Glen Chilton obsesses about the beleaguered Labrador duck while Lil Anderson recalls pond memories in a pair of new books
Pity the Labrador duck. The mussel-eating waterfowl had the bad luck to winter in places such as New York harbor and Chesapeake Bay. It’s been extinct for more than a hundred years.
Glen Chilton is a ornithologist and behavioral ecologist. He studied at the universities of Manitoba and Calgary.
He’s also, he readily admits, something of an obsessive. Volunteering to write an encyclopedia article about the little known Camptorhynchus labradorius, he was compelled to dig up every detail he could find. The result of his obsession is The Curse of the Labrador Duck (Harper Collins).

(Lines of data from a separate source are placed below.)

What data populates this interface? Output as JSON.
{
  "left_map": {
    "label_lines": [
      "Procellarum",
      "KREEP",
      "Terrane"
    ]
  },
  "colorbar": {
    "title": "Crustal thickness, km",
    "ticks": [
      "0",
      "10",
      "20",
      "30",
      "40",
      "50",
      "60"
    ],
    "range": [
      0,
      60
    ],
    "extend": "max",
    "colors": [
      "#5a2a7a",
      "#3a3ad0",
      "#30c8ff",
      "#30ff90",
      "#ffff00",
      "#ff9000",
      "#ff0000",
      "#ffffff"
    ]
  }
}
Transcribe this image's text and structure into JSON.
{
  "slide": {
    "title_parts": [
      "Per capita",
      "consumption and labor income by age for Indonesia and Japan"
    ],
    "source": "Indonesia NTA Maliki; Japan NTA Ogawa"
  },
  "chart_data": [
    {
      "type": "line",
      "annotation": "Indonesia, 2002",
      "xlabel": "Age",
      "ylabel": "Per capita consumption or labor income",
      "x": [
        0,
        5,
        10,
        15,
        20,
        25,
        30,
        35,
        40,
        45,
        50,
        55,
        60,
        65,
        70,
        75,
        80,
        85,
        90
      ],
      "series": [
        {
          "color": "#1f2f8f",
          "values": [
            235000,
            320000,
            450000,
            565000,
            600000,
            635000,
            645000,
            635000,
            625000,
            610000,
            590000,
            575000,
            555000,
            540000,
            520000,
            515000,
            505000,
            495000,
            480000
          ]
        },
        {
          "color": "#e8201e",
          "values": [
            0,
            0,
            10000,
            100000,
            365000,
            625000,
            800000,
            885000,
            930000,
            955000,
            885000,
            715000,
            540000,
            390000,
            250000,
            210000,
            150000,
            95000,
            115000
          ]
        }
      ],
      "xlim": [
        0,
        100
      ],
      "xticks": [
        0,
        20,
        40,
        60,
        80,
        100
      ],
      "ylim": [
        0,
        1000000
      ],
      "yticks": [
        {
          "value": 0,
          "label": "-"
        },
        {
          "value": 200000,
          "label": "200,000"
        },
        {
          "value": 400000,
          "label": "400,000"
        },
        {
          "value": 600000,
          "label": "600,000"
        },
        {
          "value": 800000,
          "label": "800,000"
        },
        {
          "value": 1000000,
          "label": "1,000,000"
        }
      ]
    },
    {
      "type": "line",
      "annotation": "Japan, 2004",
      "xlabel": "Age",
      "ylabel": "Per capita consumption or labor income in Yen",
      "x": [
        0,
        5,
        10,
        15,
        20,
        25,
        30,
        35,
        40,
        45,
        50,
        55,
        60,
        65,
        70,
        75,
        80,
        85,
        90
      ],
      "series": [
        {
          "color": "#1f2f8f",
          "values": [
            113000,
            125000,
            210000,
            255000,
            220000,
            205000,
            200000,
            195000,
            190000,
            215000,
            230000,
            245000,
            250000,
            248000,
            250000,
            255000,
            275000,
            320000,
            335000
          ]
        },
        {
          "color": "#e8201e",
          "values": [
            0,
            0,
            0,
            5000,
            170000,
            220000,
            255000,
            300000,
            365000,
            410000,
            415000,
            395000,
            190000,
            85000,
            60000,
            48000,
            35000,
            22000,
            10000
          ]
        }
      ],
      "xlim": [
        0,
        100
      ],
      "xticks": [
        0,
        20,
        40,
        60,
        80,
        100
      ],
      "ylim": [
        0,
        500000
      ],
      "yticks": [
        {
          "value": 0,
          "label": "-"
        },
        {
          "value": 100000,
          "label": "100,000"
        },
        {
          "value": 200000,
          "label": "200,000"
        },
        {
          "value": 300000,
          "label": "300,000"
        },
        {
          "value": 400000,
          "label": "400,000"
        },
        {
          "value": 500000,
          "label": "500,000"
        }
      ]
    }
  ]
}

He wound determined to examine every stuffed labrador duck he could find – something like four-and-a-half dozen. After peeking and poking (his words) Canadian specimens, he traveled from Philadelphia to St. Petersburg, with stops in England, Dublin, Germany, Vienna, Prague and George Sand’s hometown.
Now, Chilton is a very gifted storyteller which makes this book, about an obsessive ornithologist hunting every example he could find of a little-known extinct duck, far more entertaining than it should be. Ridiculously fun.
Along the way, there are bad hotels, mysterious duck eggs, bemused train ticket sellers in Limoges and a fake quacker in Halberstadt. Plus, he’s a offering a $10,000 reward for a stuffed labrador duck he hasn’t seen yet.
. . .
Some books are just charming. Lil Anderson’s Pond Memories: More Tails from a Wildlife Rehabilitator (Turnstone Press) is one.
Anderson, a wildlife technician for Ontario’s Ministry of Natural Resources, operates, with her husband, a Kenora-area rehab centre for wild animals. People call Anderson when they come across a wild animal in some distress, abandoned babies and the like.
That sounds like fun, but try bottle-feeding a baby porcupine or constructing a playpen for a baby moose. Anderson is wary of imprinting on her young charges, keeping in mind the dictum that these animals should return to their natural habitat.
Anderson is a delight. Her subjects are individuals but thankfully she never humanizes them. She writes about learning how to communicate with a diminutive fawn and what to do if a nervous pelican swallows a flashlight. There are sad moments, too, but also some touching reunions.
I’ll always remember the story of the fox kit returning for her favourite stuffed toy.
With photographs and drawings of Brownie the moose, Persephone the fawn, P’Silla the porcupette, and goslings Lucky and Janice as well as, Cameron, a bossy, very big beaver.